Hij is dan 53 jaar oud en herbergier, misschien de opvolger van Borrem, maar in welk café staat niet vermeld. 176 Waar Cornelis Borrem woonde sedertdien, of als hij overleden was, is niet duidelijk.
Maar wij weten dat zijn zoon Jacobus, pas gehuwd met Anna Mengé, in 1832 het “Hof van Commercie” in Dudzele overneemt van de vorige huurder. Dat café was een belangrijke ontmoetingsplaats, als gemeentehuis en als lokaal van de schuttersvereniging Sint Sebastiaan te Dudzele. 177
Cabaretiers, taverniers ofte herbergiers werden niet direct smoorrijk in hun beroep, maar wij kunnen ons niet indenken dat een zoon van een “n de uiterste armoede gestorven van iedereen veracht en verlaten” vader Cornelis Borrem, in zulk een belangrijke instelling te Dudzele zijn intrek zou kunnen nemen, ook al is het zo dat hij getrouwd was met een meisje uit een welstellende boerenfamilie.
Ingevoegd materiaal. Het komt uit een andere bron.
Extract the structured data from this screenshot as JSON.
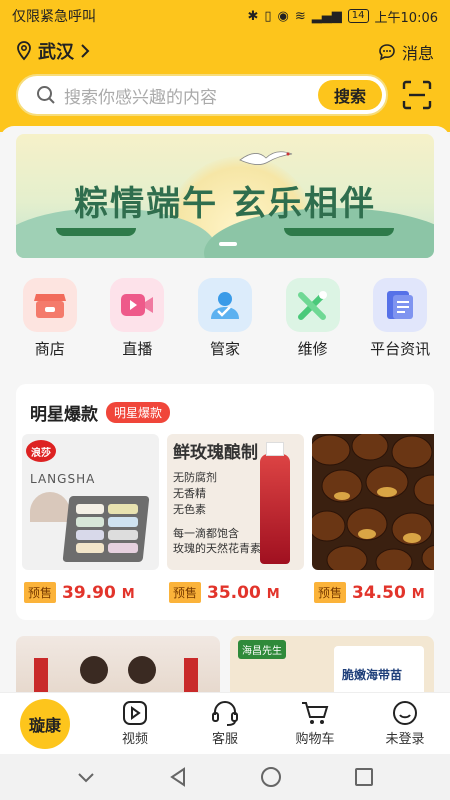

Wij geloven te vaak in de 19de eeuwse hagiografie vanuit onze eigen beleving van collaboratie en repressie in en na de 2de wereldoorlog en de nasleep tot op onze dagen. De geschiedenis leert ons echter, dat men na de Franse Revolutie en zelfs na de troebelen van de godsdienstoorlogen in de 16de eeuw, kort na de militaire activiteiten en de regimewisseling de spons veegde over het oorlogsverleden.